Rodriguez v. Killerlane

Order, Supreme Court, Bronx County (Nelson S. Roman, J.), entered on or about March 9, 2007, which, in an action for legal *421malpractice, insofar as appealed from as limited by the briefs, denied defendant’s motion for summary judgment dismissing the complaint, and granted plaintiffs cross motion for summary judgment on the issue of liability, unanimously modified, on the law, to deny plaintiffs cross motion, and otherwise affirmed, without costs.

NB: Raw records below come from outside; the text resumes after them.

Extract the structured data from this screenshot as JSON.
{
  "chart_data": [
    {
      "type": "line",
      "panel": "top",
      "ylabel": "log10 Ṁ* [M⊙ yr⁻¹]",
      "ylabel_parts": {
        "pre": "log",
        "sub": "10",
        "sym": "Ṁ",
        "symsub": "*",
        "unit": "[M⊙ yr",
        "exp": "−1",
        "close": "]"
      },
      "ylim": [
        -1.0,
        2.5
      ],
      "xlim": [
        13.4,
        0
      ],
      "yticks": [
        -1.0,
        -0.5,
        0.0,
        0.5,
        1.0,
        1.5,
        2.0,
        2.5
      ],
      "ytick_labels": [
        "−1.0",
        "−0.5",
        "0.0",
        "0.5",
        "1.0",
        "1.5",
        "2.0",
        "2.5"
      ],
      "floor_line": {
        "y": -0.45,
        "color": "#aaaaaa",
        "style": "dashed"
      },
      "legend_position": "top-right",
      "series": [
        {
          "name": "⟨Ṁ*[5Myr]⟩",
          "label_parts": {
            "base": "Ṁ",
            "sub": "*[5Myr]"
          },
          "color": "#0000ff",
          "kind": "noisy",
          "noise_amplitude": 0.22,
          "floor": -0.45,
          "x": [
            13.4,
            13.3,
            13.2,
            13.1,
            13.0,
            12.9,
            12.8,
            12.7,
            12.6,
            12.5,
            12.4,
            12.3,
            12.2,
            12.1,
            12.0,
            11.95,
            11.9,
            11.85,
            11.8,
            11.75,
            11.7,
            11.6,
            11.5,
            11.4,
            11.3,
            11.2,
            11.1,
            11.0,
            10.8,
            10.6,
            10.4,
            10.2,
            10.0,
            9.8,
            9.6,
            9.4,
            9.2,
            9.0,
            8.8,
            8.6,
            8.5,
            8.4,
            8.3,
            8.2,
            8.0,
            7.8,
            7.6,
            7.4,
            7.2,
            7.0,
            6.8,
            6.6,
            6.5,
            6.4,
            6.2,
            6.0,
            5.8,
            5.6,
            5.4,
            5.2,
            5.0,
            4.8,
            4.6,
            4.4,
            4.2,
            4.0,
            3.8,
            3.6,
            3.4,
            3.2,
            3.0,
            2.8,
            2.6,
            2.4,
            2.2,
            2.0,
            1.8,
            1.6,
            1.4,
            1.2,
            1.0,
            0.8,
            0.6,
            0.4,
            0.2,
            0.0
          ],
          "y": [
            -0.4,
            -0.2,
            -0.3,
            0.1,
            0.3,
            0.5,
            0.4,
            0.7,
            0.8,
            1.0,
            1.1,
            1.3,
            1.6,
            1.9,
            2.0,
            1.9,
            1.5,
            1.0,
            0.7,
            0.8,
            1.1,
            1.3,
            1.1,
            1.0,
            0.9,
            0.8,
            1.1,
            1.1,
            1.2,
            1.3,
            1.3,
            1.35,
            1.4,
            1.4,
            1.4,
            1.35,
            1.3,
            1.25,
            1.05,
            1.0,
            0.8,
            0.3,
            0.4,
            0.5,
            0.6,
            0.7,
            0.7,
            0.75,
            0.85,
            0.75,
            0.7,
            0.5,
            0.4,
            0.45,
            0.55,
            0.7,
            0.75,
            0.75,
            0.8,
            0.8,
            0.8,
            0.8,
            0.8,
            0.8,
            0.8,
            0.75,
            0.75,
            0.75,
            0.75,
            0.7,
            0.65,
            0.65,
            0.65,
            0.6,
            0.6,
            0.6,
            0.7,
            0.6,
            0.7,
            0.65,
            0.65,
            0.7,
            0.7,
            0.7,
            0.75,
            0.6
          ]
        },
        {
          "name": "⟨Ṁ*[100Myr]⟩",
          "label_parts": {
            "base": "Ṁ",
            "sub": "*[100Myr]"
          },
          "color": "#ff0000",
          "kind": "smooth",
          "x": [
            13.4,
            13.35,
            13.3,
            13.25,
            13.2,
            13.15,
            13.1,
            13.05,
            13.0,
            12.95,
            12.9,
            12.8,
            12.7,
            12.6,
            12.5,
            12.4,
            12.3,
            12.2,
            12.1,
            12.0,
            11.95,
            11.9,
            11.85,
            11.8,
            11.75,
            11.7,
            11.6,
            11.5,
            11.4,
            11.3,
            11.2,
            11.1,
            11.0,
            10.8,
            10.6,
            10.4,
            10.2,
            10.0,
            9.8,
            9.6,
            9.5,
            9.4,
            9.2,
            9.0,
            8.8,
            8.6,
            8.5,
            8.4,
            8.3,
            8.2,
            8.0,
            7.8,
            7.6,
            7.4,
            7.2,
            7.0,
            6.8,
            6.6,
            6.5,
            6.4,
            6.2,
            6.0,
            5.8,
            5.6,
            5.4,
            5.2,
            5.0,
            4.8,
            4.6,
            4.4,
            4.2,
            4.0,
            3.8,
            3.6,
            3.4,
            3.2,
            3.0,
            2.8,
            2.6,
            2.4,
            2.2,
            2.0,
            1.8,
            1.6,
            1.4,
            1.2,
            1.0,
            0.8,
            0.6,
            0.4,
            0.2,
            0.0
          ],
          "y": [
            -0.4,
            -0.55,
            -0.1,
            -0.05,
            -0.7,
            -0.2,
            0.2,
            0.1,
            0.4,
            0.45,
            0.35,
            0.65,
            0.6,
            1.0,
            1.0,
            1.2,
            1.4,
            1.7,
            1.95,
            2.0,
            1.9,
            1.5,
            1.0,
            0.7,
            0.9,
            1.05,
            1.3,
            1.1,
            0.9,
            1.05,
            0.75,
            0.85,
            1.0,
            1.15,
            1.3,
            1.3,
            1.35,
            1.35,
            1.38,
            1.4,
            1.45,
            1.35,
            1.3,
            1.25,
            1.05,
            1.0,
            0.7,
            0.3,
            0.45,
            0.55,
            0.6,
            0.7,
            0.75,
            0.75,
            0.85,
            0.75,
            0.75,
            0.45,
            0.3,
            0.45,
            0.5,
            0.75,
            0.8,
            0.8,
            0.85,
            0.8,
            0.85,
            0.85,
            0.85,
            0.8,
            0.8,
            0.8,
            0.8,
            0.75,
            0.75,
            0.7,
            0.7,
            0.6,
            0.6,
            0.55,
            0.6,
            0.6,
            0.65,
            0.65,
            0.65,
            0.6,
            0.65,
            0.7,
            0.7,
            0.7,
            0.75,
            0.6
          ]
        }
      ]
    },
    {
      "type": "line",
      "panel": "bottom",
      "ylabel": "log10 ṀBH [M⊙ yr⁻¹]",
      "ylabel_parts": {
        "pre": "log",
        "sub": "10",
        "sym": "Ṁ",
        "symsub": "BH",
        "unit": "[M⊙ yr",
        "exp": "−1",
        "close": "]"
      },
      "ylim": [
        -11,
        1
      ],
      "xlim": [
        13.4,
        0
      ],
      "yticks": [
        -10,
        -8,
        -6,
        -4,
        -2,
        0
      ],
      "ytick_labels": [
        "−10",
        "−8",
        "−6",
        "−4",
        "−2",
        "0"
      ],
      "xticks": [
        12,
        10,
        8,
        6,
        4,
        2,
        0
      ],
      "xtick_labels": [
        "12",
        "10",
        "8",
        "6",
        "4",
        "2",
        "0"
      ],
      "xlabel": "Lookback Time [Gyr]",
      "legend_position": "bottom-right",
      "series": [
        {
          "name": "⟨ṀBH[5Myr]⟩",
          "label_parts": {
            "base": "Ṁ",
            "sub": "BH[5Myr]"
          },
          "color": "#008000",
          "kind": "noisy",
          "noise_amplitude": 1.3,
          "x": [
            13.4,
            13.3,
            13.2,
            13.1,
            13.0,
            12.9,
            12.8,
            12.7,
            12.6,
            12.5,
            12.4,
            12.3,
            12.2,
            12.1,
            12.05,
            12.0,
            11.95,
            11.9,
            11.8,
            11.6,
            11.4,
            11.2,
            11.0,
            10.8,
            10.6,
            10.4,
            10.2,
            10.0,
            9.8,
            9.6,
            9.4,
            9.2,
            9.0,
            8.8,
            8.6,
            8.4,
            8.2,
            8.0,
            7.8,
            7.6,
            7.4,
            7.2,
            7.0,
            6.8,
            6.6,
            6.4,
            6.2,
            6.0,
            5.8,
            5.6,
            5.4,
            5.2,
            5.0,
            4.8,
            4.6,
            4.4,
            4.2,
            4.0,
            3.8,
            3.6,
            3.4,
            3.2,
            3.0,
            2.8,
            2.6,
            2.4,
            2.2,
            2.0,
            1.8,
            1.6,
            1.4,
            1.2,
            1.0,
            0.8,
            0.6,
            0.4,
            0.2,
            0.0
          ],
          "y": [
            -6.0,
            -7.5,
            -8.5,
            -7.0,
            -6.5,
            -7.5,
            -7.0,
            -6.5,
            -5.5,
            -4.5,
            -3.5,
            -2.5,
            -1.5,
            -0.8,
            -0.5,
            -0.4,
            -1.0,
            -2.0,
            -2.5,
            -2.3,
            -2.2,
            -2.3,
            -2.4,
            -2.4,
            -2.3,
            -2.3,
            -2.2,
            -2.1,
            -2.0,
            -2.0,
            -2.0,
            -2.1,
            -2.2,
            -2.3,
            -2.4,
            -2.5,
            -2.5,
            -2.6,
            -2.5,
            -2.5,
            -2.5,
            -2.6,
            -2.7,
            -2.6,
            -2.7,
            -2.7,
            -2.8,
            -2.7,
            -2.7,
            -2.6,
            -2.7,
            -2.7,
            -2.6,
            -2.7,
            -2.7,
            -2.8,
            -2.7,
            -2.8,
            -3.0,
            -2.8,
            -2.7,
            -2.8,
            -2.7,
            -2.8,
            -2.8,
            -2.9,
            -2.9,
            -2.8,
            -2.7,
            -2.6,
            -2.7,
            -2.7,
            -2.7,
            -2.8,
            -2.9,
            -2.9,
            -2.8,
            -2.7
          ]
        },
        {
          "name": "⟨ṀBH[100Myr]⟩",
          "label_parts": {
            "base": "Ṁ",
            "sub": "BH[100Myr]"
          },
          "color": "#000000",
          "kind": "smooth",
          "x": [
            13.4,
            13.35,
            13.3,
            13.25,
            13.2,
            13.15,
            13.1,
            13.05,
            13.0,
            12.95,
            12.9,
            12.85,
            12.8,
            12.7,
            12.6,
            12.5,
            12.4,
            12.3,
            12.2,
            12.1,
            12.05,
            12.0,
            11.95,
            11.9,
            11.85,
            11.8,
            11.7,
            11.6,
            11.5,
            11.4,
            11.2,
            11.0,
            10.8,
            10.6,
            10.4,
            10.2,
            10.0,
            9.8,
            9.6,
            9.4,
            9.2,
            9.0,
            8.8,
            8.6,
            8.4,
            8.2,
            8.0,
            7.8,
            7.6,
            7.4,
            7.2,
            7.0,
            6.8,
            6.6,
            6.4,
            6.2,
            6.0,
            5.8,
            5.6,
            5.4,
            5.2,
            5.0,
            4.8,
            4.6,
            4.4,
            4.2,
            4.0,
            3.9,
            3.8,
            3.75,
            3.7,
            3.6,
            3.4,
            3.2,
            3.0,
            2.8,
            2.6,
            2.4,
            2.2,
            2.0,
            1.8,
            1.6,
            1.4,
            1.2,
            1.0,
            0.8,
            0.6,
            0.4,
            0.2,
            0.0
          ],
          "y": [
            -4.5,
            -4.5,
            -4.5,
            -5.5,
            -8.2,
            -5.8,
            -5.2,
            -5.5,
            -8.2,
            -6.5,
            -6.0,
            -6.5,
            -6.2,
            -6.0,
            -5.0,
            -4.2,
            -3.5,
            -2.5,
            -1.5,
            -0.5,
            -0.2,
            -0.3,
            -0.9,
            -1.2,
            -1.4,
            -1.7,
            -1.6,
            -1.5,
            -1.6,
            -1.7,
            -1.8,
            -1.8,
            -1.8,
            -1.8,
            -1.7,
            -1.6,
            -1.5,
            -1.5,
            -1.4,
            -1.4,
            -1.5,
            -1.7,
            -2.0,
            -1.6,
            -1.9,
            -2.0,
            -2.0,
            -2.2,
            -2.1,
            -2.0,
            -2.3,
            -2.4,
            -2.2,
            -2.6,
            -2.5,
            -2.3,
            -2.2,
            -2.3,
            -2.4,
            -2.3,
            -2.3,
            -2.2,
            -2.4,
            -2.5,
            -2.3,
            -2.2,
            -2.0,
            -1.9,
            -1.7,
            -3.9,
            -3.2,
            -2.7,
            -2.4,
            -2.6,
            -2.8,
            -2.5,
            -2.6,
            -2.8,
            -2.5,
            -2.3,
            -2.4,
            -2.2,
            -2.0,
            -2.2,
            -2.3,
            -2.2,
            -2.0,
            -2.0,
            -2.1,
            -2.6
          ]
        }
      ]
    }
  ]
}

It appears that defendant allowed a year to pass without moving for a default judgment against the defendants in the underlying action, out-of-possession owners of premises leased to plaintiffs employer and in which plaintiff slipped and fell, and that as a result the underlying action was dismissed as abandoned pursuant to CPLR 3215 (c). Defendant concedes that his failure to move for a default judgment was negligent, but argues that there was no resulting harm to plaintiff because the underlying action was not viable. The motion court correctly rejected this argument on the ground that it assumes, on the basis of no evidence other than the owners’ out-of-possession status, that the owners had no duty to remedy the alleged hazard, old and rusty pipes that froze and cracked due to a lack of heat (see Guzman v Haven Plaza Hous. Dev. Fund Co., 69 NY2d 559, 566-567 [1987]; cf. e.g. Pop Cowboy v 175 W. 73rd St. Realty Corp., 292 AD2d 300 [2002], lv denied 98 NY2d 609 [2002]; Lantigua v 700 W. 178th St. Assoc., LLC, 27 AD3d 266, 267 [2006]). However, with respect to plaintiffs cross motion for summary judgment, the motion court incorrectly held that defendant’s liability for malpractice was established, as a matter of law, by his negligence in failing to timely move for a default judgment and the resulting dismissal of the underlying action. This holding ignored the possibility that the owners might have successfully opposed a motion for a default judgment had one been made, or successfully vacated a default judgment had one been entered. [T]he effect of [defendant’s] oversight [to move for entry of a default judgment within one year of the default] was, as best, ethereal—that which impressed Judge Cardozo as merely ‘negligence in the air’—and cannot overcome the lack of merit in the underlying action. . . . [T]he ‘but for’ rule . . . continues to control [in this CPLR 3215 (c) context] .... Any evaluation of the potential stability of a default judgment, had one been entered herein, would require impermissible speculation” (Tonel v Kreitzer & Vogelman, 293 AD2d 420, 421 [2002] [citations omitted]). The only proof of the owners’ liability presented by plaintiff was defendant’s initial assessment of the merits and value of plaintiffs case against the owners, expressions of optimism that are insufficient to establish the merits of the underlying action. Concur—Tom, J.P., Mazzarelli, Friedman, Sullivan and Nardelli, JJ.